Religions in the workplace do nothing but spread division, disharmony and isolation. The law requires employers to provide a healthy and safe working environment in which the Human Rights of all employees and visitors are safeguarded. No faith group is entitled to a special dispensation to pretend to occupy some notional moral high-ground with sanctimonious posturing and condemning others as morally inferior. Using what is in effect a captive audience to preach to is an abuse.
Typical of the judgemental sanctimony of the Christian church was the reaction of the Rt Rev Stephen Cottrell, Bishop of Chelmsford:
[B]elievers should not be surprised or downhearted when the sheer beauty of the Gospel is a shock and an affront to a fallen world. The world has never been in accord with the Gospel of Jesus Christ and we've always had the challenge that we need to live it and share it.
I have a book and it entitles me to tell other, lesser, mortals how to live! Ironically, this is exactly the sort of hypocritical judgmentalism that drives people away from a church that spouts this while covering up and facilitating clerical abuse of children, while wining about being treated the way it would like to treat others.
Christians are still vastly over-represented in positions of power in the UK in comparison to their dwindling numbers. No other religion has its titular head as head of state; no other religion has its leading clerics entitles to a seat in the upper chamber of our legislature and no other religion has its senior clerics appointed by the head of government on behalf of the head of state. Culturally we are still expected to defer to the moral authority of someone because he or she has an imaginary friend and dresses in robes and a silly hat.
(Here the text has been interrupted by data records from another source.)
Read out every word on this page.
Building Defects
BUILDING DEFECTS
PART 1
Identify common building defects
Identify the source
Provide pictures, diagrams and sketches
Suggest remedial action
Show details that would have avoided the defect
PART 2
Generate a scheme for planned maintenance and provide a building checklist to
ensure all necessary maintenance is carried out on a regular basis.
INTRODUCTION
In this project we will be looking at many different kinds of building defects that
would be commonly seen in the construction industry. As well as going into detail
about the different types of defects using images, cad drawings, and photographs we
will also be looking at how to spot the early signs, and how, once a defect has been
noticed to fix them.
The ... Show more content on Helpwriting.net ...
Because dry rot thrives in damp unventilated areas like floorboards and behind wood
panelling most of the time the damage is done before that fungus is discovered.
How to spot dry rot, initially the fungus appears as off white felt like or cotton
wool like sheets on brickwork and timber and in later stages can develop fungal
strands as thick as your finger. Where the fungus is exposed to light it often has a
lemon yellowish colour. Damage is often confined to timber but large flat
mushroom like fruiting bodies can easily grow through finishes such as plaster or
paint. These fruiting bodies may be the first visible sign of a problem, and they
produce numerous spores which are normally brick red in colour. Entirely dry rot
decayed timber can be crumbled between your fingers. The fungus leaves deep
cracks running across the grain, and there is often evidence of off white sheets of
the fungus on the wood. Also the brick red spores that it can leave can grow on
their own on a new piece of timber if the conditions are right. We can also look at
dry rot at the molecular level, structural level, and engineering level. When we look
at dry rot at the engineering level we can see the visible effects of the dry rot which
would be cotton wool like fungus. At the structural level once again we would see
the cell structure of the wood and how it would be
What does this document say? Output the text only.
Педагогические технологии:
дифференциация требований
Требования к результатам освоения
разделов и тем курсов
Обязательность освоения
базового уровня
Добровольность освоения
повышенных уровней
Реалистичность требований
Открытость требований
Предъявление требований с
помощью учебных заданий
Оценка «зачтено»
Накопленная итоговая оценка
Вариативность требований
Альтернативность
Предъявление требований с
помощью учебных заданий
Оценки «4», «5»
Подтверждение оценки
If Christians feel marginalised then they only have themselves to blame. It's by and large their holier-than-thou judgemental sanctimony and hypocrisy that has driven so many people away from the church. The struggle to emancipate women into the priesthood and their continuing difficulty with accepting members of the LGBT community as entitled to the full range of Human Rights has rightly marginalised the Christian church in UK society. They have done this, not anyone else. The attitude of Christian bigots towards minorities has itself made them a minority now whining wrongly that they are being treated the way tho openly treated minorities themselves.